- Montagliani in 2026

Vice president of FIFA from CONCACAF
- Incumbent
- Assumed office May 2016
- Preceded by: Sunil Gulati

7th President of CONCACAF
- Incumbent
- Assumed office May 12, 2016
- Preceded by: Alfredo Hawit

33rd President of the Canadian Soccer Association
- In office May 5, 2012 – May 7, 2017
- Preceded by: Dominic Maestracci
- Succeeded by: Steve Reed

Personal details
- Born: Vittorio Montagliani September 12, 1965 (age 61) East Vancouver, Canada
- Education: Simon Fraser University

= Victor Montagliani =

Canadian soccer executive and businessman

Vittorio "Victor" Montagliani (/it/; born September 12, 1965) is a Canadian businessman, soccer executive, and the president of CONCACAF. He is a vice president of the FIFA Council. Montagliani was previously the president of the Canadian Soccer Association from 2012 to 2017.

==Biography==
Montagliani was born in East Vancouver to an Italian family. He is a former player of amateur soccer club side Columbus F.C., where his father was club president. Montagliani also played futsal and was called up to the Canada national team until injuries prevented him from playing professionally. He graduated from Simon Fraser University with a Bachelor of Arts degree in 1988 and worked as a flight attendant and in the insurance industry. In his professional career, Montagliani was a manager at Hogan & Cox Insurance Adjusters in Maple Ridge before being transferred to Vancouver in 2003.
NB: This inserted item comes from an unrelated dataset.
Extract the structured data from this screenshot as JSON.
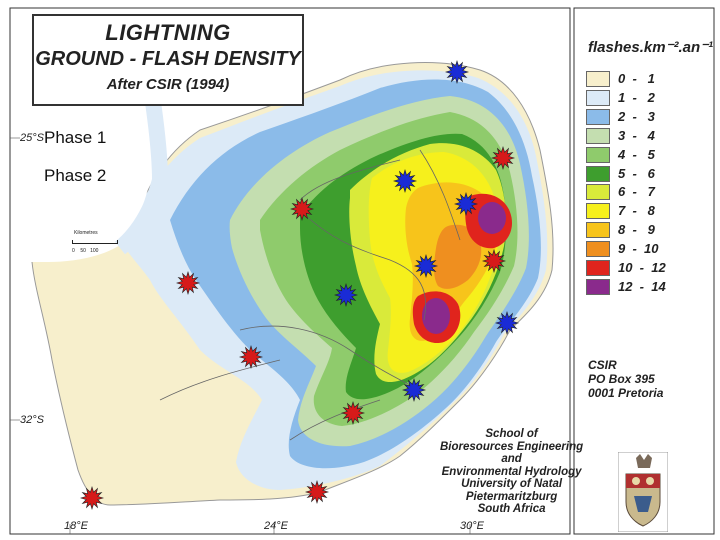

In 2002, he returned to soccer as an administrator and joined the Vancouver Metro Soccer League board. Montagliani became the president of the British Columbia Soccer Association in 2004 and was named to the board of the Canadian Soccer Association. During his time at BC Soccer, Montagliani was supportive of Sikh players wearing a patka should they want to, after a match official had told a 17-year-old player to remove it or leave the game. Montagliani was elected the vice president of the Canadian Soccer Association in 2005 and served several terms during preparations for the 2007 FIFA Under-20 World Cup and 2015 FIFA Women's World Cup. He was then voted in as president of the Canadian Soccer Association in May 2012. Montagliani led the association as it guided the delivery of the 2015 FIFA Women's World Cup and the creation of the Canadian Premier League under the Canada Soccer Business, a private company that manages Canadian soccer media rights. He was also accused of downplaying allegations of sexual assault by former women's coach Bob Birarda during his tenure at the CSA.

In July 2012, Montagliani was one of the primary proponents who first proposed that Canada bid for the 2026 FIFA World Cup. This early advocacy laid the groundwork for what would eventually become the successful tripartite United Bid alongside the United States and Mexico, which was awarded the hosting rights in 2018. Montagliani also opposed the 2015 re-election of Sepp Blatter as FIFA president and was part of a task force to stabilize CONCACAF operations after the 2015 corruption case conducted by U.S. authorities.

In February 2016, Montagliani announced his intention to run for CONCACAF president. He won the presidency on May 12, 2016, defeating Larry Mussenden of Bermuda to become the first person from outside of the Caribbean to hold the post since 1969. Montagliani was unanimously reelected in 2023. In 2024, he was paid over US$3 million by CONCACAF and $300,000 from FIFA.

Montagliani has emerged as a leading candidate for the FIFA presidency, but has not formally announced his candidacy for the 2027 election.